Sabina vuelve emocionado a los cerros de Úbeda
El cantautor, que lucía entre melancólico y gozoso, actúa en su pueblo natal ante más de 8.000 paisanos
Estaba emocionadísimo y no consta si quería, pero desde luego no podía disimularlo. Le temblaban las manos, anillados el corazón y el anular de diestra y siniestra con gruesos aros de plata, agarrando el micro como quien ase una toma de tierra para no morir del calambrazo y sentándose largos ratos “por consejo geriátrico” para mitigar la flojera de canillas. Ni cinco minutos más joven ni tres afeites más guapo ni dos trucos más listo. Joaquín Sabina ni quiso ni pudo parecer ni más ni menos que quien es ahora en su regreso a la escena después de dos años de ausencia. Lo hizo en Úbeda, su pueblo, bajo una luna llenísima y a los pies de los cerros donde dicen que se perdió con su amada un cruzado enamorado que retrasó por tal lance una batalla de la Reconquista. A él no le hizo falta reconquistar ningún territorio. Tenía el papel vendido, y el público comprado, desde hace meses y generaciones, respectivamente. Así, las cartas bocarriba, la noche fue un idilio.
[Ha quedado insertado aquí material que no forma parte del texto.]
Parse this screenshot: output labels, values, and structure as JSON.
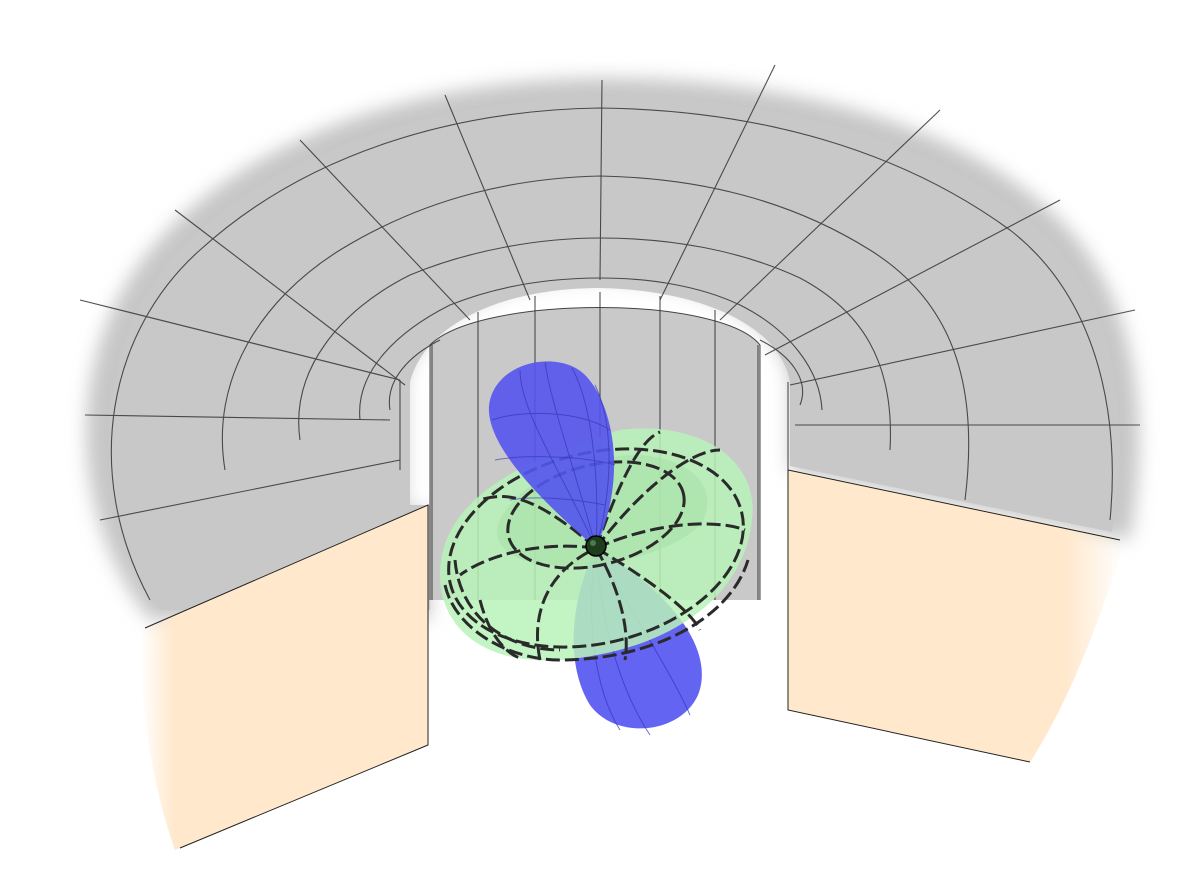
{
  "scene": {
    "subject": "orbital-lobes-in-cylindrical-chamber",
    "colors": {
      "background": "#ffffff",
      "wall": "#c4c4c4",
      "wall_shadow": "#b2b2b2",
      "grid_line": "#333333",
      "panel": "#ffe8cc",
      "lobe": "#5a5af0",
      "lobe_stroke": "#3a3ad0",
      "torus": "#b8f0b8",
      "torus_stroke": "#2a2a2a",
      "nucleus": "#1a3a1a"
    },
    "objects": [
      "cylindrical-chamber-wall",
      "left-side-panel",
      "right-side-panel",
      "upper-lobe",
      "lower-lobe",
      "torus-ring",
      "nucleus-point"
    ]
  }
}
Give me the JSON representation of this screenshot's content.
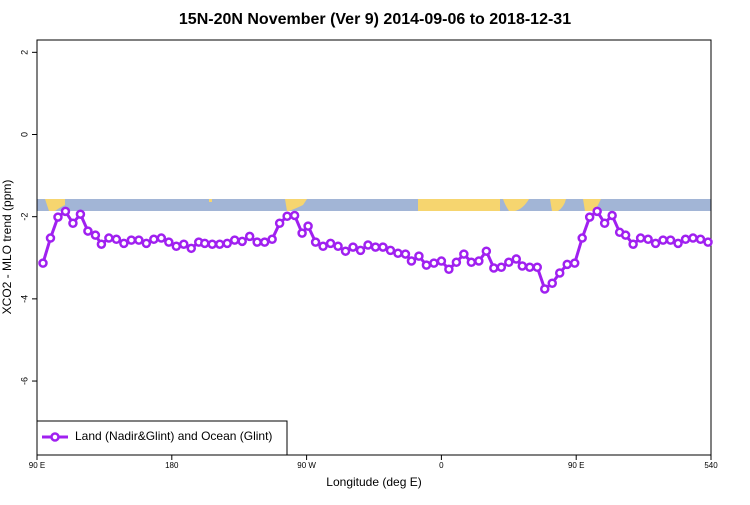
{
  "chart_data": {
    "type": "line",
    "title": "15N-20N November (Ver 9)   2014-09-06 to 2018-12-31",
    "x_label": "Longitude (deg E)",
    "y_label": "XCO2 - MLO trend (ppm)",
    "x": [
      94,
      99,
      104,
      109,
      114,
      119,
      124,
      129,
      133,
      138,
      143,
      148,
      153,
      158,
      163,
      168,
      173,
      178,
      183,
      188,
      193,
      198,
      202,
      207,
      212,
      217,
      222,
      227,
      232,
      237,
      242,
      247,
      252,
      257,
      262,
      267,
      271,
      276,
      281,
      286,
      291,
      296,
      301,
      306,
      311,
      316,
      321,
      326,
      331,
      336,
      340,
      345,
      350,
      355,
      360,
      365,
      370,
      375,
      380,
      385,
      390,
      395,
      400,
      405,
      410,
      414,
      419,
      424,
      429,
      434,
      439,
      444,
      449,
      454,
      459,
      464,
      469,
      474,
      479,
      483,
      488,
      493,
      498,
      503,
      508,
      513,
      518,
      523,
      528,
      533,
      538
    ],
    "series": [
      {
        "name": "Land (Nadir&Glint) and Ocean (Glint)",
        "color": "#a020f0",
        "values": [
          -3.13,
          -2.52,
          -2.01,
          -1.87,
          -2.16,
          -1.94,
          -2.35,
          -2.45,
          -2.67,
          -2.52,
          -2.55,
          -2.65,
          -2.57,
          -2.57,
          -2.65,
          -2.55,
          -2.52,
          -2.62,
          -2.72,
          -2.67,
          -2.77,
          -2.62,
          -2.65,
          -2.67,
          -2.67,
          -2.65,
          -2.57,
          -2.6,
          -2.48,
          -2.62,
          -2.62,
          -2.55,
          -2.16,
          -1.99,
          -1.97,
          -2.4,
          -2.23,
          -2.62,
          -2.72,
          -2.65,
          -2.72,
          -2.84,
          -2.74,
          -2.82,
          -2.69,
          -2.74,
          -2.74,
          -2.82,
          -2.89,
          -2.91,
          -3.08,
          -2.96,
          -3.18,
          -3.13,
          -3.08,
          -3.28,
          -3.11,
          -2.91,
          -3.11,
          -3.08,
          -2.84,
          -3.25,
          -3.23,
          -3.11,
          -3.03,
          -3.2,
          -3.23,
          -3.23,
          -3.76,
          -3.62,
          -3.37,
          -3.16,
          -3.13,
          -2.52,
          -2.01,
          -1.87,
          -2.16,
          -1.97,
          -2.38,
          -2.45,
          -2.67,
          -2.52,
          -2.55,
          -2.65,
          -2.57,
          -2.57,
          -2.65,
          -2.55,
          -2.52,
          -2.55,
          -2.62
        ]
      }
    ],
    "xlim": [
      90,
      540
    ],
    "xticks": [
      {
        "value": 90,
        "label": "90 E"
      },
      180,
      {
        "value": 270,
        "label": "90 W"
      },
      {
        "value": 360,
        "label": "0"
      },
      {
        "value": 450,
        "label": "90 E"
      },
      540
    ],
    "ylim": [
      -7.8,
      2.3
    ],
    "yticks": [
      2,
      0,
      -2,
      -4,
      -6
    ],
    "legend": "bottom-left"
  }
}
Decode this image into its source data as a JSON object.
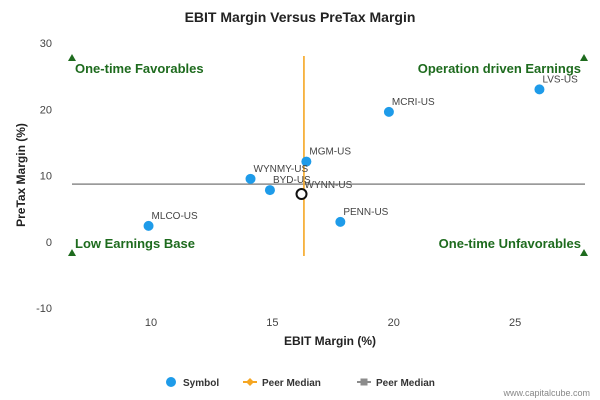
{
  "chart_data": {
    "type": "scatter",
    "title": "EBIT Margin Versus PreTax Margin",
    "xlabel": "EBIT Margin (%)",
    "ylabel": "PreTax Margin (%)",
    "xlim": [
      6.5,
      28
    ],
    "ylim": [
      -10,
      30
    ],
    "xticks": [
      "10",
      "15",
      "20",
      "25"
    ],
    "yticks": [
      "30",
      "20",
      "10",
      "0",
      "-10"
    ],
    "grid": false,
    "points": [
      {
        "label": "LVS-US",
        "x": 26.0,
        "y": 23.0
      },
      {
        "label": "MCRI-US",
        "x": 19.8,
        "y": 19.6
      },
      {
        "label": "MGM-US",
        "x": 16.4,
        "y": 12.1
      },
      {
        "label": "WYNMY-US",
        "x": 14.1,
        "y": 9.5
      },
      {
        "label": "BYD-US",
        "x": 14.9,
        "y": 7.8
      },
      {
        "label": "PENN-US",
        "x": 17.8,
        "y": 3.0
      },
      {
        "label": "MLCO-US",
        "x": 9.9,
        "y": 2.4
      }
    ],
    "highlight": {
      "label": "WYNN-US",
      "x": 16.2,
      "y": 7.2
    },
    "peer_median_x": 16.3,
    "peer_median_y": 8.7,
    "quadrants": {
      "top_left": "One-time Favorables",
      "top_right": "Operation driven Earnings",
      "bottom_left": "Low Earnings Base",
      "bottom_right": "One-time Unfavorables"
    },
    "legend": {
      "placement": "bottom",
      "items": [
        {
          "label": "Symbol",
          "color": "#1e9be9",
          "marker": "circle"
        },
        {
          "label": "Peer Median",
          "color": "#f5a623",
          "marker": "line-diamond"
        },
        {
          "label": "Peer Median",
          "color": "#8c8c8c",
          "marker": "line-square"
        }
      ]
    },
    "colors": {
      "symbol": "#1e9be9",
      "peer_median_vertical": "#f5a623",
      "peer_median_horizontal": "#8c8c8c",
      "quadrant_text": "#1e6b1e",
      "quadrant_marker": "#1e6b1e"
    }
  },
  "footer": {
    "credit": "www.capitalcube.com"
  }
}
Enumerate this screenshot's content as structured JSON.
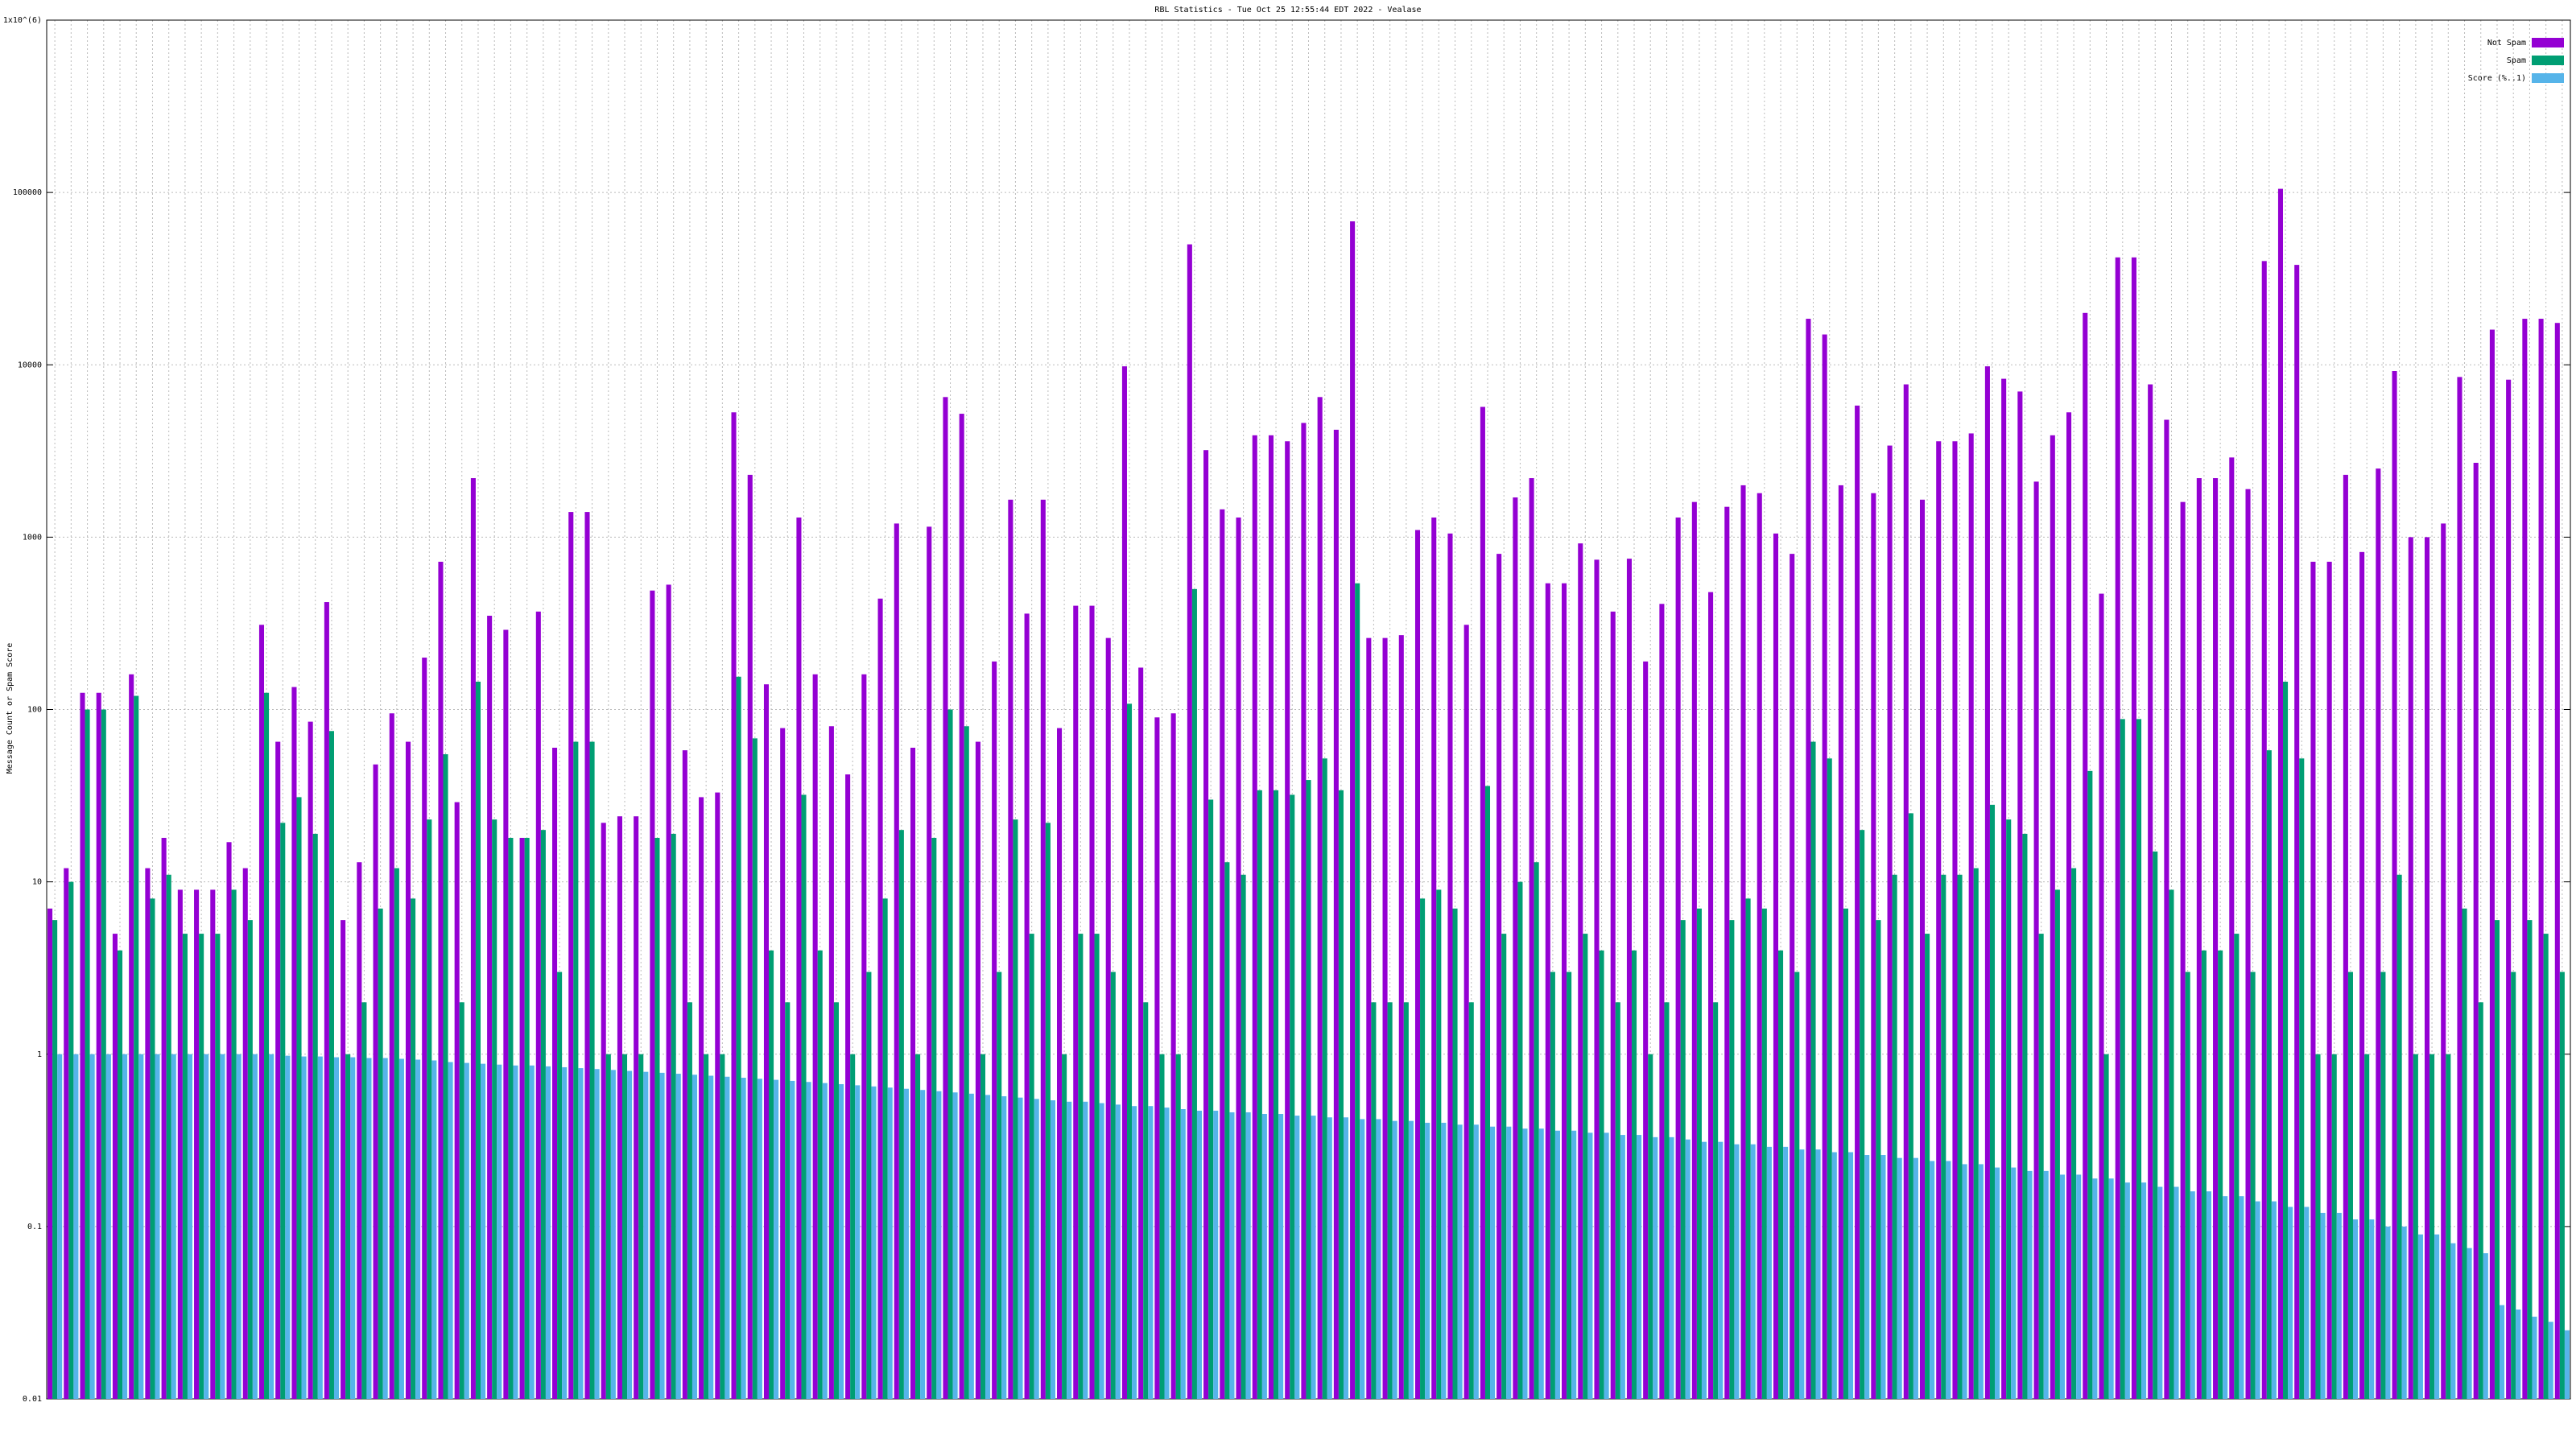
{
  "chart_data": {
    "type": "bar",
    "title": "RBL Statistics - Tue Oct 25 12:55:44 EDT 2022 - Vealase",
    "y_label": "Message Count or Spam Score",
    "log_scale": true,
    "grid": true,
    "legend": "top-right",
    "ylim": [
      0.01,
      1000000
    ],
    "yticks": [
      0.01,
      0.1,
      1,
      10,
      100,
      1000,
      10000,
      100000,
      {
        "value": 1000000,
        "label": "1x10^(6)"
      }
    ],
    "categories": [
      null,
      null,
      null,
      null,
      null,
      null,
      null,
      null,
      null,
      null,
      null,
      null,
      null,
      null,
      null,
      null,
      null,
      null,
      null,
      null,
      null,
      null,
      null,
      null,
      null,
      null,
      null,
      null,
      null,
      null,
      null,
      null,
      null,
      null,
      null,
      null,
      null,
      null,
      null,
      null,
      null,
      null,
      null,
      null,
      null,
      null,
      null,
      null,
      null,
      null,
      null,
      null,
      null,
      null,
      null,
      null,
      null,
      null,
      null,
      null,
      null,
      null,
      null,
      null,
      null,
      null,
      null,
      null,
      null,
      null,
      null,
      null,
      null,
      null,
      null,
      null,
      null,
      null,
      null,
      null,
      null,
      null,
      null,
      null,
      null,
      null,
      null,
      null,
      null,
      null,
      null,
      null,
      null,
      null,
      null,
      null,
      null,
      null,
      null,
      null,
      null,
      null,
      null,
      null,
      null,
      null,
      null,
      null,
      null,
      null,
      null,
      null,
      null,
      null,
      null,
      null,
      null,
      null,
      null,
      null,
      null,
      null,
      null,
      null,
      null,
      null,
      null,
      null,
      null,
      null,
      null,
      null,
      null,
      null,
      null,
      null,
      null,
      null,
      null,
      null,
      null,
      null,
      null,
      null,
      null,
      null,
      null,
      null,
      null,
      null,
      null,
      null,
      null,
      null,
      null
    ],
    "series": [
      {
        "name": "Not Spam",
        "color": "#9400d3",
        "values": [
          7,
          12,
          125,
          125,
          5,
          160,
          12,
          18,
          9,
          9,
          9,
          17,
          12,
          310,
          65,
          135,
          85,
          420,
          6,
          13,
          48,
          95,
          65,
          200,
          720,
          29,
          2200,
          350,
          290,
          18,
          370,
          60,
          1400,
          1400,
          22,
          24,
          24,
          490,
          530,
          58,
          31,
          33,
          5300,
          2300,
          140,
          78,
          1300,
          160,
          80,
          42,
          160,
          440,
          1200,
          60,
          1150,
          6500,
          5200,
          65,
          190,
          1650,
          360,
          1650,
          78,
          400,
          400,
          260,
          9800,
          175,
          90,
          95,
          50000,
          3200,
          1450,
          1300,
          3900,
          3900,
          3600,
          4600,
          6500,
          4200,
          68000,
          260,
          260,
          270,
          1100,
          1300,
          1050,
          310,
          5700,
          800,
          1700,
          2200,
          540,
          540,
          920,
          740,
          370,
          750,
          190,
          410,
          1300,
          1600,
          480,
          1500,
          2000,
          1800,
          1050,
          800,
          18500,
          15000,
          2000,
          5800,
          1800,
          3400,
          7700,
          1650,
          3600,
          3600,
          4000,
          9800,
          8300,
          7000,
          2100,
          3900,
          5300,
          20000,
          470,
          42000,
          42000,
          7700,
          4800,
          1600,
          2200,
          2200,
          2900,
          1900,
          40000,
          105000,
          38000,
          720,
          720,
          2300,
          820,
          2500,
          9200,
          1000,
          1000,
          1200,
          8500,
          2700,
          16000,
          8200,
          18500,
          18500,
          17500
        ]
      },
      {
        "name": "Spam",
        "color": "#009e73",
        "values": [
          6,
          10,
          100,
          100,
          4,
          120,
          8,
          11,
          5,
          5,
          5,
          9,
          6,
          125,
          22,
          31,
          19,
          75,
          1,
          2,
          7,
          12,
          8,
          23,
          55,
          2,
          145,
          23,
          18,
          18,
          20,
          3,
          65,
          65,
          1,
          1,
          1,
          18,
          19,
          2,
          1,
          1,
          155,
          68,
          4,
          2,
          32,
          4,
          2,
          1,
          3,
          8,
          20,
          1,
          18,
          100,
          80,
          1,
          3,
          23,
          5,
          22,
          1,
          5,
          5,
          3,
          108,
          2,
          1,
          1,
          500,
          30,
          13,
          11,
          34,
          34,
          32,
          39,
          52,
          34,
          540,
          2,
          2,
          2,
          8,
          9,
          7,
          2,
          36,
          5,
          10,
          13,
          3,
          3,
          5,
          4,
          2,
          4,
          1,
          2,
          6,
          7,
          2,
          6,
          8,
          7,
          4,
          3,
          65,
          52,
          7,
          20,
          6,
          11,
          25,
          5,
          11,
          11,
          12,
          28,
          23,
          19,
          5,
          9,
          12,
          44,
          1,
          88,
          88,
          15,
          9,
          3,
          4,
          4,
          5,
          3,
          58,
          145,
          52,
          1,
          1,
          3,
          1,
          3,
          11,
          1,
          1,
          1,
          7,
          2,
          6,
          3,
          6,
          5,
          3
        ]
      },
      {
        "name": "Score (%..1)",
        "color": "#56b4e9",
        "values": [
          1,
          1,
          1,
          1,
          1,
          1,
          1,
          1,
          1,
          1,
          1,
          1,
          1,
          1,
          0.98,
          0.97,
          0.97,
          0.96,
          0.96,
          0.95,
          0.95,
          0.94,
          0.93,
          0.92,
          0.9,
          0.89,
          0.88,
          0.87,
          0.86,
          0.86,
          0.85,
          0.84,
          0.83,
          0.82,
          0.81,
          0.8,
          0.79,
          0.78,
          0.77,
          0.76,
          0.75,
          0.74,
          0.73,
          0.72,
          0.71,
          0.7,
          0.69,
          0.68,
          0.67,
          0.66,
          0.65,
          0.64,
          0.63,
          0.62,
          0.61,
          0.6,
          0.59,
          0.58,
          0.57,
          0.56,
          0.55,
          0.54,
          0.53,
          0.53,
          0.52,
          0.51,
          0.5,
          0.5,
          0.49,
          0.48,
          0.47,
          0.47,
          0.46,
          0.46,
          0.45,
          0.45,
          0.44,
          0.44,
          0.43,
          0.43,
          0.42,
          0.42,
          0.41,
          0.41,
          0.4,
          0.4,
          0.39,
          0.39,
          0.38,
          0.38,
          0.37,
          0.37,
          0.36,
          0.36,
          0.35,
          0.35,
          0.34,
          0.34,
          0.33,
          0.33,
          0.32,
          0.31,
          0.31,
          0.3,
          0.3,
          0.29,
          0.29,
          0.28,
          0.28,
          0.27,
          0.27,
          0.26,
          0.26,
          0.25,
          0.25,
          0.24,
          0.24,
          0.23,
          0.23,
          0.22,
          0.22,
          0.21,
          0.21,
          0.2,
          0.2,
          0.19,
          0.19,
          0.18,
          0.18,
          0.17,
          0.17,
          0.16,
          0.16,
          0.15,
          0.15,
          0.14,
          0.14,
          0.13,
          0.13,
          0.12,
          0.12,
          0.11,
          0.11,
          0.1,
          0.1,
          0.09,
          0.09,
          0.08,
          0.075,
          0.07,
          0.035,
          0.033,
          0.03,
          0.028,
          0.025
        ]
      }
    ]
  }
}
“No es fácil volver a estas alturas a los paisajes, los olores y los sabores de la infancia. Esto me pone un nudo en la garganta, que es con lo que uno hace que canta. Y me he puesto el traje de los domingos para estar a la altura”, dijo el paisano Joaquín. El “hermano de Paco y Mari Carmen y el tío y tío abuelo de su cada vez más numerosa reata de hijos y nietos”, a quienes dedicó el concierto. Acicalado a su estilo con un terno violeta que le hacía cinturita y un par de bombines blanco y negro calados sucesivamente hasta el ceño, confesó Sabina que viene de cuando en cuando de tapadillo a su pueblo camino a o de vuelta de Sevilla, y se sienta en la plaza a llorar por los ausentes. Leonard Cohen, J. J. Cale, Javier Krahe, Gabriel García Márquez y otros referentes y amigos que le van faltando alrededor. Sus paisanos, 8.000 localidades en un municipio de 35.000 tomaron nota por ver si la próxima vez lo trincan.
A la vez melancólico y gozoso. Así lucía Sabina. Así, a secas. Como la rúbrica manuscrita en rojo rabioso sobre negro absoluto, la ese como una víbora flaca, el punto insolente sobre la i enhiesta, de la firma del artista que presidía el escenario. Muy consciente de sus años, 69 -“En el pop la vejez es tabú, ni siquiera a mí me gusta que me hablen de envejecer”-, pero sin renunciar a la sana costumbre de reírse de todas las sombras, empezando por la suya. “Aquí tenemos a mi núcleo duro, que es lo único que les queda duro a estas alturas”, dijo para presentar a Antonio García de Diego y Pancho Varona, su “familia verdadera” y sus escuderos desde hace 35 años.
Desgranó Sabina las canciones de Lo niego todo, el disco con el que vuelve a la composición después de casi ocho años de silencio, asistido por Benjamín Prado en los textos y Leyva en la producción, alternándolas estratégicamente con sus clásicos absolutos. Canciones que levantan a un muerto de la lápida y que nos sabemos casi todos aunque no sepamos que nos las sabemos enteras. En la platea de sillas de resina de esas a las que se pegan los glúteos como calcomanías, chicas y chicos en flor, sus padres y madres y algún que otro abuelo y abuela las coreaban de pe a pa como un solo gañote. Porque a todos nos gustan los mismos gozos, porque a todos nos duelen las mismas heridas. En la explanada de asfalto del recinto ferial de Úbeda, María José, una guapa veinteañera que bailó en su boda el vals Y nos dieron las diez en vez del de Strauss, y su madre, culpable de la inoculación del virus, cantaban el himno final del recital con la risa y las lágrimas a la vez en vísperas.